Initial results with [18F]FAPI-74 PET/CT in idiopathic pulmonary fibrosis
Yuriko Mori, Vasko Kramer, Emil Novruzov, Eduards Mamlins, Manuel Röhrich, René Fernández, Horacio Amaral, Cristian Soza‐Ried, Barbara Monje, Eduardo Sabbagh, Matías Florenzano, Frederik L. Giesel, Álvaro Undurraga
Abstract
Abstract Idiopathic pulmonary fibrosis (IPF) is a chronic fibrosing interstitial lung disease with a poor prognosis. 68 Ga-labeled FAP ligands exhibited highly promising results due to the crucial role of activated fibroblasts in fibrosis imaging of the lung. However, 18 F-labeled FAP ligands might provide qualitatively much higher imaging results with accompanying economic benefits due to large-scale production. Thus, we sought to investigate the potential of [ 18 F]FAPI-74 prospectively in a small patient cohort.
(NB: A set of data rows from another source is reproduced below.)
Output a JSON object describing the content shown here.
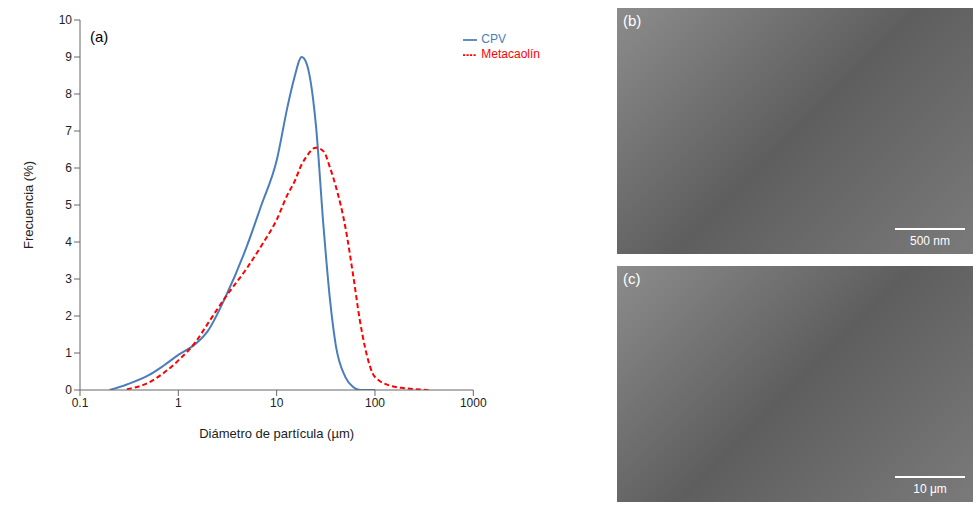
{
  "chart_data": {
    "type": "line",
    "annotations": [
      "(a)"
    ],
    "x_label": "Diámetro de partícula (µm)",
    "y_label": "Frecuencia (%)",
    "log": "x",
    "grid": false,
    "legend": "upper right",
    "xlim": [
      0.1,
      1000
    ],
    "xticks": [
      0.1,
      1,
      10,
      100,
      1000
    ],
    "ylim": [
      0,
      10
    ],
    "yticks": [
      0,
      1,
      2,
      3,
      4,
      5,
      6,
      7,
      8,
      9,
      10
    ],
    "x": [
      0.2,
      0.3,
      0.5,
      0.7,
      1,
      1.5,
      2,
      3,
      5,
      7,
      10,
      13,
      15,
      18,
      20,
      25,
      30,
      35,
      40,
      50,
      60,
      70,
      80,
      100,
      150,
      200,
      350
    ],
    "series": [
      {
        "name": "CPV",
        "color": "#4a7ebb",
        "line_style": "solid",
        "values": [
          0,
          0.15,
          0.4,
          0.65,
          0.95,
          1.25,
          1.6,
          2.5,
          3.9,
          5.0,
          6.2,
          7.7,
          8.4,
          9.0,
          8.85,
          7.2,
          4.4,
          2.4,
          1.2,
          0.35,
          0.08,
          0,
          0,
          0,
          null,
          null,
          null
        ]
      },
      {
        "name": "Metacaolín",
        "color": "#ff0000",
        "line_style": "dashed",
        "values": [
          null,
          0.02,
          0.2,
          0.45,
          0.8,
          1.3,
          1.8,
          2.5,
          3.3,
          3.9,
          4.6,
          5.3,
          5.6,
          6.1,
          6.3,
          6.55,
          6.45,
          6.0,
          5.5,
          4.4,
          3.1,
          1.9,
          1.1,
          0.35,
          0.1,
          0.05,
          0
        ]
      }
    ]
  },
  "images": [
    {
      "label": "(b)",
      "scale_bar": "500 nm"
    },
    {
      "label": "(c)",
      "scale_bar": "10 μm"
    }
  ]
}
Methods Eight patients underwent both [ 18 F]FAPI-74-PET/CT and HRCT scans and were then compared with a control group without any fibrosing pulmonary disease. The tracer uptake of fibrotic lung areas was analyzed in synopsis with radiological and clinical parameters. Results We observed a positive correlation between the fibrotic active volume, the Hounsfield scale, as well as the vital and diffusing capacity of the lung. Conclusion The initial results confirm our assumption that [ 18 F]FAPI-74 offers a viable non-invasive assessment method for pulmonary fibrotic changes in patients with IPF.